Speaking of…the next election on the horizon will apparently be a rare recall election. The target is Mt. Crested Butte town councilmember Roman Kolodziej. At least 40 Mt. CB citizens signed a recall petition to start the process to remove Kolodziej from his seat. Most of them have indicated they are upset with not just his vote on the Mountain Express board to eliminate a condo loop bus route this winter that uses Paradise Road but apparently also with his attitude about the decision and lack of respectful public engagement. 

It seems to me that there could have been much better communication between the Mountain Express and the public. Alternative plans could have been more thoroughly vetted and explained to the people impacted. Timely outreach was lacking as the idea evolved. Much better public engagement and participation could have been utilized. As a Mt. CB representative and chair of the Mountain express board, a chunk of that lies on Kolodziej’s shoulders.

Putting a recall election into motion is using a sledgehammer instead of a more appropriate flyswatter. If a councilmember gets caught doing something illegal or unethical, a recall seems appropriate. Not being completely thoughtful and making a decision you don’t agree with doesn’t seem to rise to that level. Decisions made by elected officials are public actions and those in the public seat deserve to be held accountable and reelected or dismissed from their seat based on their decisions. That’s fair. But so is letting them do their jobs without threats of being hammered every time they face a controversial decision. 

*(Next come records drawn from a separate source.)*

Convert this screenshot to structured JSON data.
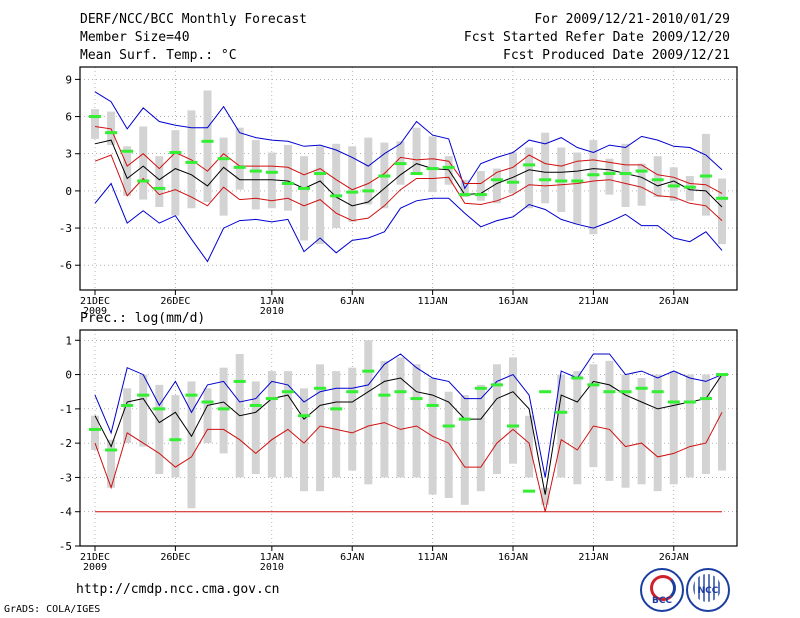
{
  "header": {
    "title": "DERF/NCC/BCC Monthly Forecast",
    "member": "Member Size=40",
    "variable": "Mean Surf. Temp.: °C",
    "period": "For 2009/12/21-2010/01/29",
    "started": "Fcst Started Refer Date 2009/12/20",
    "produced": "Fcst Produced Date 2009/12/21"
  },
  "footer": {
    "url": "http://cmdp.ncc.cma.gov.cn",
    "grads": "GrADS: COLA/IGES",
    "logo_bcc": "BCC",
    "logo_ncc": "NCC"
  },
  "colors": {
    "box": "#d3d3d3",
    "mean": "#000000",
    "sd": "#d01010",
    "extreme": "#0000d0",
    "median": "#33ee33",
    "grid": "#888888"
  },
  "chart_data": [
    {
      "type": "line",
      "panel_label": "",
      "x_ticks": [
        "21DEC",
        "26DEC",
        "1JAN",
        "6JAN",
        "11JAN",
        "16JAN",
        "21JAN",
        "26JAN"
      ],
      "x_tick_days": [
        0,
        5,
        11,
        16,
        21,
        26,
        31,
        36
      ],
      "x_year_labels": [
        {
          "day": 0,
          "label": "2009"
        },
        {
          "day": 11,
          "label": "2010"
        }
      ],
      "ylim": [
        -8,
        10
      ],
      "yticks": [
        -6,
        -3,
        0,
        3,
        6,
        9
      ],
      "days": 40,
      "series": [
        {
          "name": "max",
          "values": [
            8.0,
            7.2,
            5.0,
            6.7,
            5.6,
            5.3,
            5.1,
            5.1,
            6.8,
            4.7,
            4.3,
            4.1,
            4.0,
            3.6,
            3.7,
            3.3,
            2.7,
            2.0,
            3.0,
            3.8,
            5.6,
            4.5,
            4.2,
            0.2,
            2.2,
            2.7,
            3.1,
            4.1,
            3.8,
            4.3,
            3.5,
            3.1,
            3.7,
            3.5,
            4.4,
            4.1,
            3.6,
            3.5,
            2.9,
            1.7
          ]
        },
        {
          "name": "plus_sd",
          "values": [
            5.2,
            5.0,
            2.0,
            3.0,
            1.8,
            3.1,
            2.5,
            1.6,
            3.0,
            2.0,
            2.0,
            2.0,
            1.9,
            1.3,
            1.8,
            0.9,
            0.1,
            0.6,
            1.4,
            2.7,
            2.5,
            2.6,
            2.4,
            0.6,
            0.6,
            1.5,
            1.9,
            2.9,
            2.2,
            2.0,
            2.4,
            2.5,
            2.3,
            2.1,
            2.1,
            1.3,
            1.1,
            0.6,
            0.5,
            -0.2
          ]
        },
        {
          "name": "mean",
          "values": [
            3.8,
            4.1,
            1.0,
            2.0,
            0.9,
            1.8,
            1.3,
            0.4,
            1.9,
            0.9,
            0.9,
            0.9,
            0.8,
            0.2,
            0.8,
            -0.5,
            -1.2,
            -0.9,
            0.2,
            1.3,
            2.2,
            1.8,
            1.7,
            -0.3,
            -0.2,
            0.6,
            1.1,
            1.7,
            1.5,
            1.5,
            1.6,
            1.8,
            1.7,
            1.4,
            1.1,
            0.4,
            0.8,
            0.1,
            0.0,
            -1.3
          ]
        },
        {
          "name": "minus_sd",
          "values": [
            2.4,
            2.9,
            -0.4,
            1.0,
            -0.3,
            0.1,
            -0.5,
            -1.2,
            0.3,
            -0.7,
            -0.6,
            -0.8,
            -0.6,
            -1.2,
            -0.7,
            -1.8,
            -2.4,
            -2.2,
            -1.2,
            0.1,
            1.0,
            1.0,
            1.1,
            -1.0,
            -1.1,
            -0.8,
            -0.3,
            0.5,
            0.4,
            0.5,
            0.6,
            0.8,
            0.9,
            0.6,
            0.3,
            -0.4,
            -0.5,
            -1.0,
            -1.2,
            -2.4
          ]
        },
        {
          "name": "min",
          "values": [
            -1.0,
            0.6,
            -2.6,
            -1.6,
            -2.6,
            -2.0,
            -3.9,
            -5.7,
            -3.0,
            -2.4,
            -2.3,
            -2.5,
            -2.3,
            -4.9,
            -3.8,
            -5.0,
            -4.0,
            -3.8,
            -3.3,
            -1.4,
            -0.8,
            -0.6,
            -0.6,
            -1.8,
            -2.9,
            -2.4,
            -2.1,
            -1.1,
            -1.5,
            -2.3,
            -2.7,
            -3.0,
            -2.5,
            -1.9,
            -2.8,
            -2.8,
            -3.8,
            -4.1,
            -3.3,
            -4.8
          ]
        },
        {
          "name": "median",
          "values": [
            6.0,
            4.7,
            3.2,
            0.8,
            0.2,
            3.1,
            2.3,
            4.0,
            2.6,
            1.9,
            1.6,
            1.5,
            0.6,
            0.2,
            1.4,
            -0.4,
            -0.1,
            0.0,
            1.2,
            2.2,
            1.4,
            1.8,
            1.9,
            -0.3,
            -0.3,
            0.9,
            0.7,
            2.1,
            0.9,
            0.8,
            0.8,
            1.3,
            1.4,
            1.4,
            1.6,
            0.9,
            0.4,
            0.3,
            1.2,
            -0.6
          ]
        }
      ],
      "box_low": [
        4.2,
        3.7,
        -0.4,
        -0.7,
        -1.3,
        -2.0,
        -1.4,
        -0.9,
        -2.0,
        0.1,
        -1.5,
        -1.4,
        -1.6,
        -4.0,
        -4.3,
        -3.0,
        -2.5,
        -1.1,
        -1.4,
        0.5,
        1.3,
        -0.1,
        0.5,
        -0.5,
        -0.8,
        -1.0,
        -0.2,
        -1.4,
        -1.0,
        -1.7,
        -2.7,
        -3.5,
        -0.3,
        -1.3,
        -1.2,
        -0.5,
        -0.8,
        -0.8,
        -2.0,
        -4.3
      ],
      "box_high": [
        6.6,
        6.4,
        3.6,
        5.2,
        2.8,
        4.9,
        6.5,
        8.1,
        4.3,
        5.1,
        4.1,
        3.1,
        3.7,
        2.8,
        3.6,
        3.8,
        3.6,
        4.3,
        3.9,
        4.0,
        5.1,
        4.4,
        2.8,
        0.9,
        1.6,
        1.8,
        3.1,
        3.5,
        4.7,
        3.5,
        3.1,
        4.1,
        2.6,
        3.8,
        2.2,
        2.8,
        1.9,
        1.2,
        4.6,
        1.0
      ]
    },
    {
      "type": "line",
      "panel_label": "Prec.: log(mm/d)",
      "x_ticks": [
        "21DEC",
        "26DEC",
        "1JAN",
        "6JAN",
        "11JAN",
        "16JAN",
        "21JAN",
        "26JAN"
      ],
      "x_tick_days": [
        0,
        5,
        11,
        16,
        21,
        26,
        31,
        36
      ],
      "x_year_labels": [
        {
          "day": 0,
          "label": "2009"
        },
        {
          "day": 11,
          "label": "2010"
        }
      ],
      "ylim": [
        -5,
        1.3
      ],
      "yticks": [
        -5,
        -4,
        -3,
        -2,
        -1,
        0,
        1
      ],
      "days": 40,
      "series": [
        {
          "name": "max",
          "values": [
            -0.6,
            -1.7,
            0.2,
            0.0,
            -0.9,
            -0.2,
            -1.1,
            -0.3,
            -0.2,
            -0.8,
            -0.7,
            -0.2,
            -0.3,
            -0.8,
            -0.5,
            -0.4,
            -0.4,
            -0.3,
            0.3,
            0.6,
            0.2,
            -0.1,
            -0.2,
            -0.7,
            -0.7,
            -0.2,
            0.0,
            -0.6,
            -3.0,
            0.1,
            -0.1,
            0.6,
            0.6,
            0.0,
            0.1,
            -0.1,
            0.1,
            -0.1,
            -0.2,
            0.0
          ]
        },
        {
          "name": "mean",
          "values": [
            -1.2,
            -2.1,
            -0.8,
            -0.7,
            -1.4,
            -1.1,
            -1.8,
            -0.9,
            -0.8,
            -1.2,
            -1.1,
            -0.7,
            -0.6,
            -1.3,
            -0.9,
            -0.8,
            -0.8,
            -0.5,
            -0.2,
            -0.1,
            -0.5,
            -0.6,
            -0.8,
            -1.3,
            -1.3,
            -0.7,
            -0.5,
            -1.0,
            -3.5,
            -0.6,
            -0.8,
            -0.2,
            -0.3,
            -0.6,
            -0.8,
            -1.0,
            -0.9,
            -0.8,
            -0.7,
            0.0
          ]
        },
        {
          "name": "minus_sd",
          "values": [
            -2.0,
            -3.3,
            -1.7,
            -2.0,
            -2.3,
            -2.7,
            -2.4,
            -1.6,
            -1.6,
            -1.9,
            -2.3,
            -1.9,
            -1.6,
            -2.0,
            -1.5,
            -1.6,
            -1.7,
            -1.5,
            -1.4,
            -1.6,
            -1.5,
            -1.8,
            -2.0,
            -2.7,
            -2.7,
            -2.0,
            -1.6,
            -2.0,
            -4.0,
            -1.9,
            -2.2,
            -1.5,
            -1.6,
            -2.1,
            -2.0,
            -2.4,
            -2.3,
            -2.1,
            -2.0,
            -1.1
          ]
        },
        {
          "name": "floor",
          "values": [
            -4.0,
            -4.0,
            -4.0,
            -4.0,
            -4.0,
            -4.0,
            -4.0,
            -4.0,
            -4.0,
            -4.0,
            -4.0,
            -4.0,
            -4.0,
            -4.0,
            -4.0,
            -4.0,
            -4.0,
            -4.0,
            -4.0,
            -4.0,
            -4.0,
            -4.0,
            -4.0,
            -4.0,
            -4.0,
            -4.0,
            -4.0,
            -4.0,
            -4.0,
            -4.0,
            -4.0,
            -4.0,
            -4.0,
            -4.0,
            -4.0,
            -4.0,
            -4.0,
            -4.0,
            -4.0,
            -4.0
          ]
        },
        {
          "name": "median",
          "values": [
            -1.6,
            -2.2,
            -0.9,
            -0.6,
            -1.0,
            -1.9,
            -0.6,
            -0.8,
            -1.0,
            -0.2,
            -0.9,
            -0.7,
            -0.5,
            -1.2,
            -0.4,
            -1.0,
            -0.5,
            0.1,
            -0.6,
            -0.5,
            -0.7,
            -0.9,
            -1.5,
            -1.3,
            -0.4,
            -0.3,
            -1.5,
            -3.4,
            -0.5,
            -1.1,
            -0.1,
            -0.3,
            -0.5,
            -0.5,
            -0.4,
            -0.5,
            -0.8,
            -0.8,
            -0.7,
            0.0
          ]
        }
      ],
      "box_low": [
        -2.2,
        -3.3,
        -2.0,
        -2.1,
        -2.9,
        -3.0,
        -3.9,
        -2.0,
        -2.3,
        -3.0,
        -2.9,
        -3.0,
        -3.0,
        -3.4,
        -3.4,
        -3.0,
        -2.8,
        -3.2,
        -3.0,
        -3.0,
        -3.0,
        -3.5,
        -3.6,
        -3.8,
        -3.4,
        -2.9,
        -2.6,
        -3.0,
        -3.8,
        -3.0,
        -3.2,
        -2.7,
        -3.1,
        -3.3,
        -3.2,
        -3.4,
        -3.2,
        -3.0,
        -2.9,
        -2.8
      ],
      "box_high": [
        -1.2,
        -1.9,
        -0.4,
        0.0,
        -0.3,
        -0.6,
        -0.2,
        -0.4,
        0.2,
        0.6,
        -0.2,
        0.1,
        0.1,
        -0.4,
        0.3,
        0.1,
        0.2,
        1.0,
        0.4,
        0.5,
        0.3,
        -0.1,
        -0.5,
        -0.6,
        -0.3,
        0.3,
        0.5,
        -1.2,
        -3.3,
        0.0,
        0.1,
        0.3,
        0.4,
        0.0,
        -0.1,
        0.0,
        0.1,
        0.0,
        0.0,
        0.0
      ]
    }
  ]
}
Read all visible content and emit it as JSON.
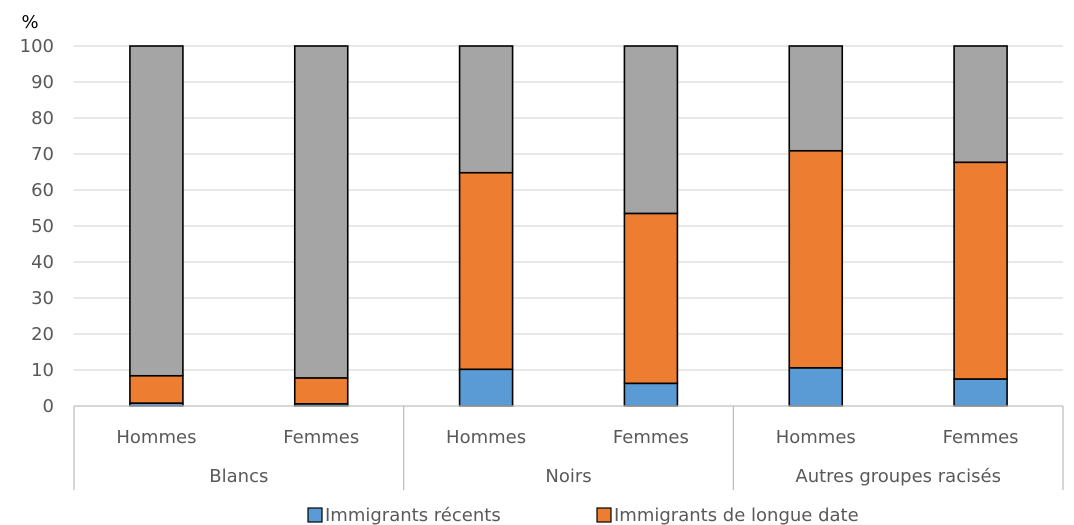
{
  "chart_data": {
    "type": "bar",
    "stacked": true,
    "y_unit_label": "%",
    "ylim": [
      0,
      100
    ],
    "yticks": [
      0,
      10,
      20,
      30,
      40,
      50,
      60,
      70,
      80,
      90,
      100
    ],
    "grid": true,
    "legend_position": "bottom",
    "groups": [
      "Blancs",
      "Noirs",
      "Autres groupes racisés"
    ],
    "categories": [
      "Hommes",
      "Femmes",
      "Hommes",
      "Femmes",
      "Hommes",
      "Femmes"
    ],
    "series": [
      {
        "name": "Immigrants récents",
        "color": "#5B9BD5",
        "values": [
          0.8,
          0.6,
          10.2,
          6.3,
          10.6,
          7.5
        ]
      },
      {
        "name": "Immigrants de longue date",
        "color": "#ED7D31",
        "values": [
          7.6,
          7.2,
          54.6,
          47.2,
          60.3,
          60.2
        ]
      },
      {
        "color": "#A5A5A5",
        "values": [
          91.6,
          92.2,
          35.2,
          46.5,
          29.1,
          32.3
        ]
      }
    ]
  }
}
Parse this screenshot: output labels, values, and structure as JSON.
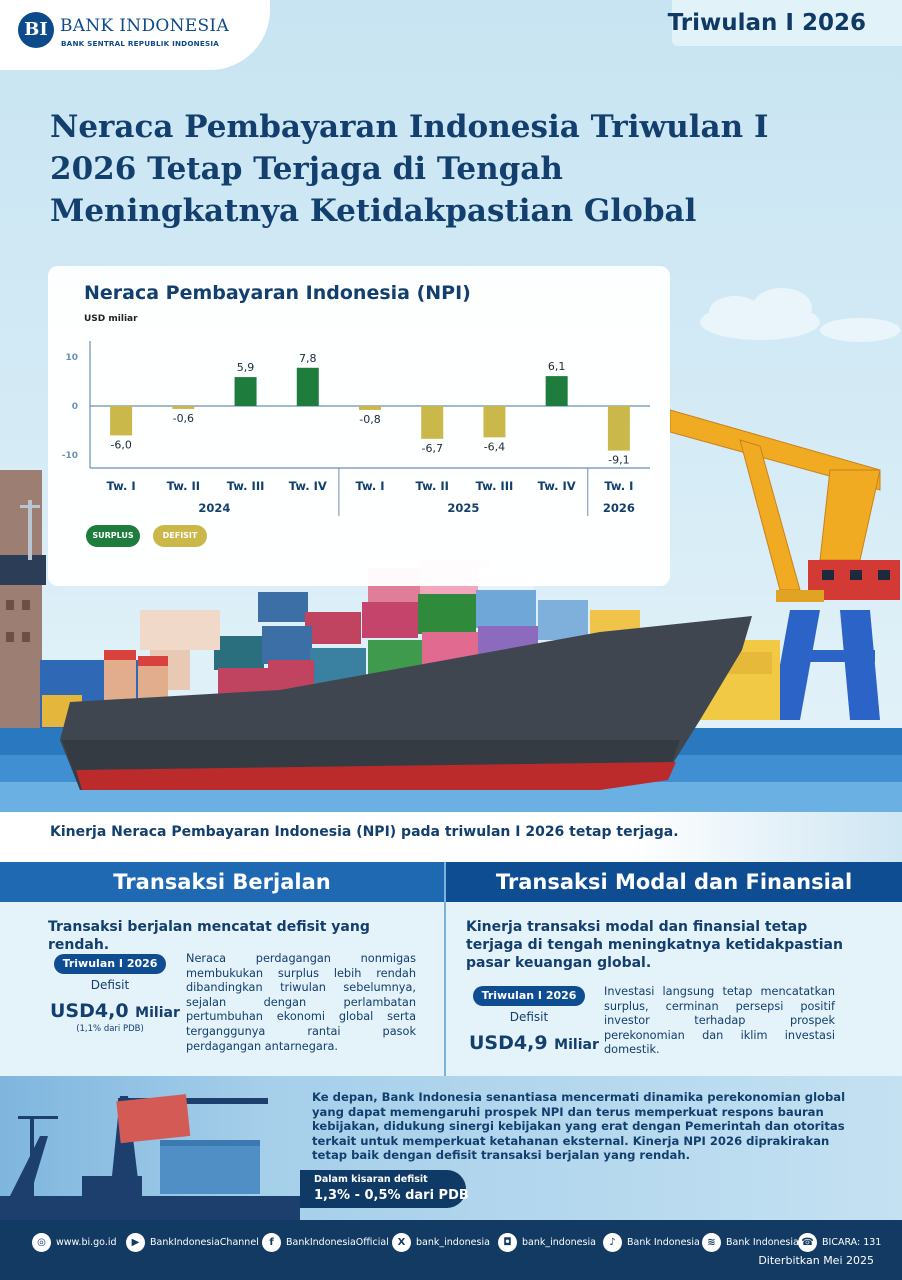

The more fitting approach might be to challenge those with whom you don’t agree at a regularly scheduled election. With a Mt. CB election a year from now, those who hate the decisions being made can find candidates that better align with their beliefs and make the case there is a better way. Take action to fill a seat, not just vacate a seat. Again, the implementation of a recall election seems overkill — and expensive. It will probably cost Mt. CB taxpayers real money to hold that recall election. But there it is. 

Whether Roman is ultimately recalled or not, I imagine the energy up in Mt. CB will be changed for a while. 

The temps may not be in the 50s much longer (a few more days next week in Gunni!) but I don’t see any -20 on the edge of the forecast window either. Even the lows in CB are all double digits. But make no mistake, change is on the way and the lifts will start spinning in just a matter of weeks. Heck, I took the bike rack off my car this week and am starting to think about skinning up the snow.

As for the school board, having the first election in decades was a big change and it added to a valuable process. It made all the candidates focus, define and clearly state their intentions as public officials. That’s how democracy works and just that act of challenge brought some good change to the way the community thinks about the school district…and that is a good thing.